Prof. Shen Nan has long been engaged in research on the pathogenesis, molecular diagnosis and targeted therapy of autoimmune diseases represented by SLE. In recent years, he has made significant progress in the study of key pathogenic pathways in SLE through functional genomics, cellular and molecular immunology, and other strategies: 1) he was the first to discover that abnormal activation of the type I interferon pathway is the main molecular phenotype of lupus patients, and on this basis, he established a new biomarker analysis system for the evaluation of lupus clinical subgroup classification and efficacy evaluation; 2) he systematically elaborated the cellular and molecular mechanisms of the damage to lupus immunopathology caused by over-activation of the type I interferon pathway; 3) he has elaborated the genetic and epigenetic mechanisms of the abnormal activation of the interferon pathway in lupus erythematosus; and 4) he elaborated the important regulatory roles of non-coding RNAs in key pathogenic pathways of lupus.

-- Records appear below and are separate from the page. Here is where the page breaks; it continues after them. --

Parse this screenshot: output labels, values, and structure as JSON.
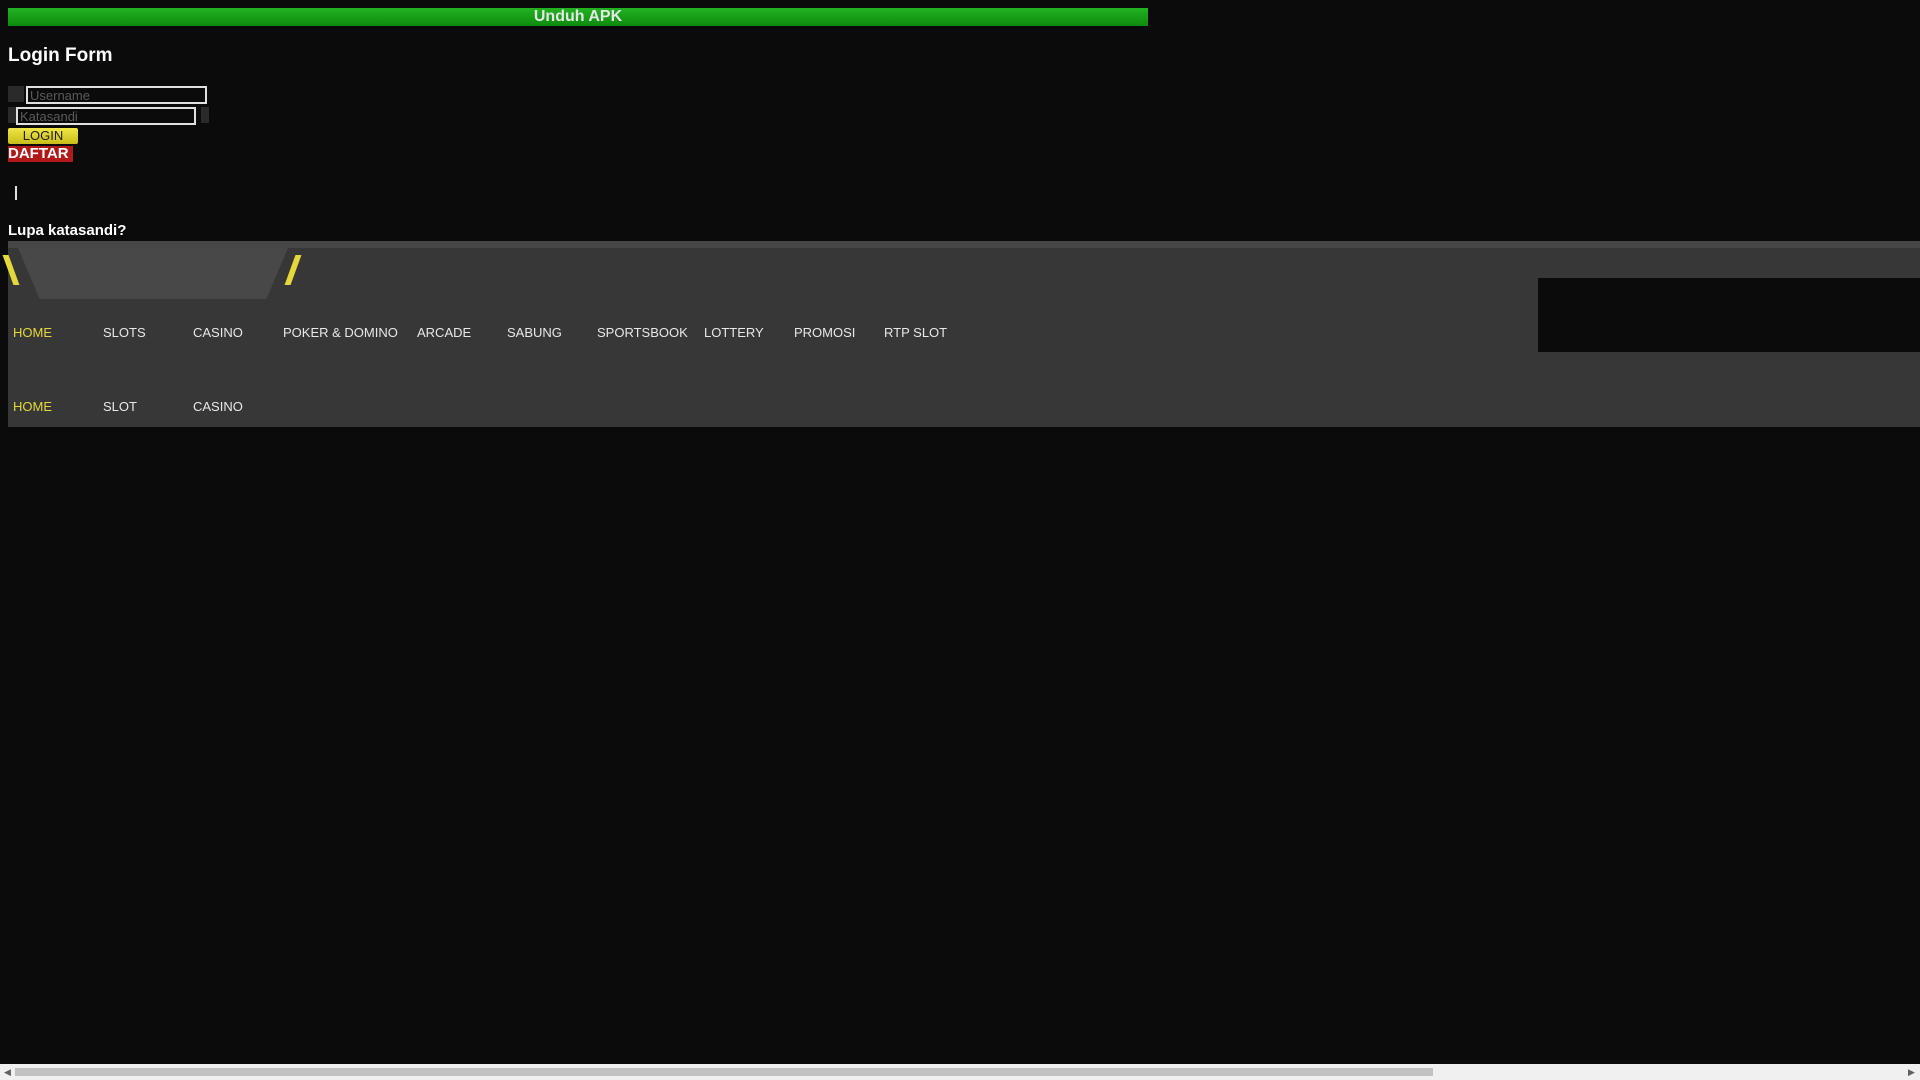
{
  "download_bar": {
    "label": "Unduh APK"
  },
  "login_form": {
    "title": "Login Form",
    "username_placeholder": "Username",
    "password_placeholder": "Katasandi",
    "login_label": "LOGIN",
    "register_label": "DAFTAR",
    "forgot_label": "Lupa katasandi?"
  },
  "nav": {
    "primary": [
      "HOME",
      "SLOTS",
      "CASINO",
      "POKER & DOMINO",
      "ARCADE",
      "SABUNG",
      "SPORTSBOOK",
      "LOTTERY",
      "PROMOSI",
      "RTP SLOT"
    ],
    "secondary": [
      "HOME",
      "SLOT",
      "CASINO"
    ],
    "active_label": "HOME"
  },
  "colors": {
    "accent_yellow": "#e5d83a",
    "download_green": "#16a016",
    "register_red": "#b11818",
    "header_gray": "#373737",
    "background": "#0b0b0b"
  }
}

Prof. Shen Nan believes that the different stages of development are all important milestones for the rheumatology department at Renji Hospital, Shanghai Jiaotong University School of Medicine, and that each stage has accumulated a wealth of experience and achieved important scientific results. These results provide the basis for precise treatment of lupus erythematosus and are expected to be the basis for drug targets and diagnostic kits in the future. Meanwhile, the Department of Rheumatology hopes to translate the results of cutting-edge scientific research into clinical practice and provide patients with more precise and individualized treatment plans, which is the direction and goal of future efforts.
Through the efforts of generations, Renji Hospital has narrowed the gap with the international advanced study on rheumatology and immunity, and has made great progress in basic research, and will continue to make constant efforts to increase research efforts in translational research.